7. The electronic device according to claim 1, further comprising

a notification interface configured to notify a measurement result of biological information obtained based on the displacement of the arm.

8. The electronic device according to claim 1, wherein the arm includes a pulse pad configured to be in contact with a measured part of the user.

9. The electronic device according to claim 1, further comprising

an elastic body configured to push the arm toward a measured part, if the measurement portion is in contact with the measured part.

10. The electronic device according to claim 1, wherein the sensor is configured to detect an angular change of the arm with respect to the exterior portion according to the pulse wave of the user.

11. The electronic device according to claim 1, wherein a natural frequency of the arm is substantially equal to a frequency of the pulse wave of the user.

12. The electronic device according to claim 1, wherein a natural frequency of the arm is from 0.5 Hz to 2 Hz.

13. The electronic device according to claim 1, further comprising

a controller configured to:

calculate an index based on the pulse wave detected by the sensor as a result of detecting the displacement of the arm; and

estimate a state of glucose metabolism or lipid metabolism of the user from the index calculated.

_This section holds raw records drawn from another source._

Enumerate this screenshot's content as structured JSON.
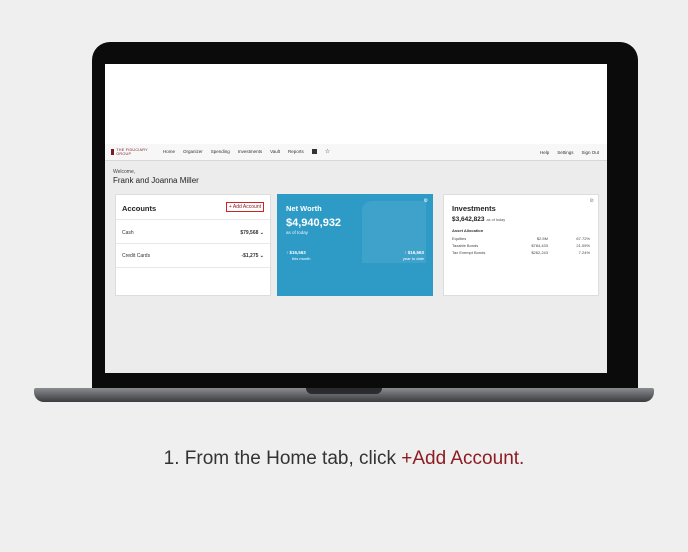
{
  "nav": {
    "logo_text": "THE FIDUCIARY GROUP",
    "items": [
      "Home",
      "Organizer",
      "Spending",
      "Investments",
      "Vault",
      "Reports"
    ],
    "right_items": [
      "Help",
      "Settings",
      "Sign Out"
    ]
  },
  "welcome": {
    "greeting": "Welcome,",
    "names": "Frank and Joanna Miller"
  },
  "accounts": {
    "title": "Accounts",
    "add_label": "+ Add Account",
    "rows": [
      {
        "label": "Cash",
        "value": "$79,568"
      },
      {
        "label": "Credit Cards",
        "value": "-$1,275"
      }
    ]
  },
  "net_worth": {
    "title": "Net Worth",
    "value": "$4,940,932",
    "as_of": "as of today",
    "month_change": "↑ $16,563",
    "month_label": "this month",
    "ytd_change": "↑ $16,563",
    "ytd_label": "year to date"
  },
  "investments": {
    "title": "Investments",
    "value": "$3,642,823",
    "as_of": "as of today",
    "allocation_title": "Asset Allocation",
    "rows": [
      {
        "name": "Equities",
        "amount": "$2.5M",
        "pct": "67.72%"
      },
      {
        "name": "Taxable Bonds",
        "amount": "$784,433",
        "pct": "21.05%"
      },
      {
        "name": "Tax Exempt Bonds",
        "amount": "$262,243",
        "pct": "7.24%"
      }
    ]
  },
  "caption": {
    "prefix": "1. From the Home tab, click ",
    "highlight": "+Add Account."
  },
  "colors": {
    "accent": "#8c1d23",
    "networth_bg": "#2e9bc7",
    "add_border": "#d32121"
  }
}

14. The electronic device according to claim 13, wherein the controller is further configured to:

calculate an index related to a reflected wave by the sensor, the reflected wave of the pulse wave detected by the measurement portion; and

estimate the state of glucose metabolism or lipid metabolism of the user from the index calculated.

15. The electronic device according to claim 1, further comprising

a controller configured to:

calculate a first index from the displacement; and

estimate blood fluidity of the user from the first index.

16. The electronic device according to claim 15, wherein the controller is further configured to:

calculate a second index related to a reflected wave from the pulse wave detected by the sensor; and

estimate the blood fluidity of the user from the second index.